In the circle RA Whacker dished out the usual down-downs to the hare, our visitors, and various miscreants. All in all, a good evening’s hashing.
This week’s run was hared by Lay Me (with drink stop assistance from Called Away), and supposedly was to celebrate the 70th anniversary of the foundation of the Peoples Republic of China. We were treated to a tour around the West End, surprisingly under the circumstances missing out on Chinatown, even though we passed very nearby. We ended up with a drink stop outside the Chinese Consulate in Portland Place, with plenty of beer and wine on offer, plus fortune cookies and other Chinese themed nibbles. My cookie revealed that: ‘you will find great fortune in unexpected places’. I’m still waiting.

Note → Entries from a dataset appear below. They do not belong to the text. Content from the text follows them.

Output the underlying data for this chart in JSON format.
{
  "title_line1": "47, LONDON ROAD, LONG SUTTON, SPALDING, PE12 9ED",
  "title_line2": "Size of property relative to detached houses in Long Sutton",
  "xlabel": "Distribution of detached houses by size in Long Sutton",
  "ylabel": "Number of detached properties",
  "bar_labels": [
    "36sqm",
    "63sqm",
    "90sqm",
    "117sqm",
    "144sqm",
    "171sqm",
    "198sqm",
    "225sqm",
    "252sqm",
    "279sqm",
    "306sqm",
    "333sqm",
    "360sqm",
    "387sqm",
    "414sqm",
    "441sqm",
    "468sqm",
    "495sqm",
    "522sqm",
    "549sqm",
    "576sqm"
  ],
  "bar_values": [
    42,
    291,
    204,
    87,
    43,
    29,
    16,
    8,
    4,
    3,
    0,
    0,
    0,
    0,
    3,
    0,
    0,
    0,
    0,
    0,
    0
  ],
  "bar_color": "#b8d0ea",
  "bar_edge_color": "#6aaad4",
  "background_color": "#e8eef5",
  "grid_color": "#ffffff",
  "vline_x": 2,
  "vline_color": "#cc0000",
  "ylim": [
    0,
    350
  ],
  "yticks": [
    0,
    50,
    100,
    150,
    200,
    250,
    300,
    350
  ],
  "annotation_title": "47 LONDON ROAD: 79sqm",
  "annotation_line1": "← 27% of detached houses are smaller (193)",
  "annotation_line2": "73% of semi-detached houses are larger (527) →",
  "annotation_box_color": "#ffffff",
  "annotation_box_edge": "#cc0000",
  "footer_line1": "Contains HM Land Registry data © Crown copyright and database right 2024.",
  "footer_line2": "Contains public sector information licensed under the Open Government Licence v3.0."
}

Back in the Stags Head, RA Butt Plug presided over a fairly brief circle, at which down downs were awarded to the hare and our various visitors. The reason for the brevity was the imminent arrival of the traditional Stags Head hashers feast, kindly provided by the pub landlord. That shut everyone up for a good few minutes. Normal beer lubricated socialising resumed for the remainder of the evening.
This trail was to have been hared by KC but apparently he has done his back in (get well soon KC), so Dingo and Foreskin agreed to take over the hare role at relatively short notice. So it was that we set off for a very enjoyable run around Bushy Park, thanks to a well marked trail and the fact that heavy rain from earlier in the day held off for most of the evening. Thankfully no hashers were rutted by amorous stags during the run.
A drink stop was on offer, featuring (I think) a refreshing gin and prosecco cocktail, accompanied by Foreskin’s home made sausage rolls.
Back in the pub, RA duties were ably performed by Butt Plug and the usual suspects were awarded their down-downs. I managed to avoid one myself due to Stevie Blunder being visually challenged and mistakenly identifying another, totally innocent, hasher as me and therefore guilty of my misdemeanour. The evening in Teddington was not totally wasted for Bulldozer, who managed to stock up on Christmas presents for her family by rummaging through the recycling bins left out by us wealthy, posh, Teddington residents.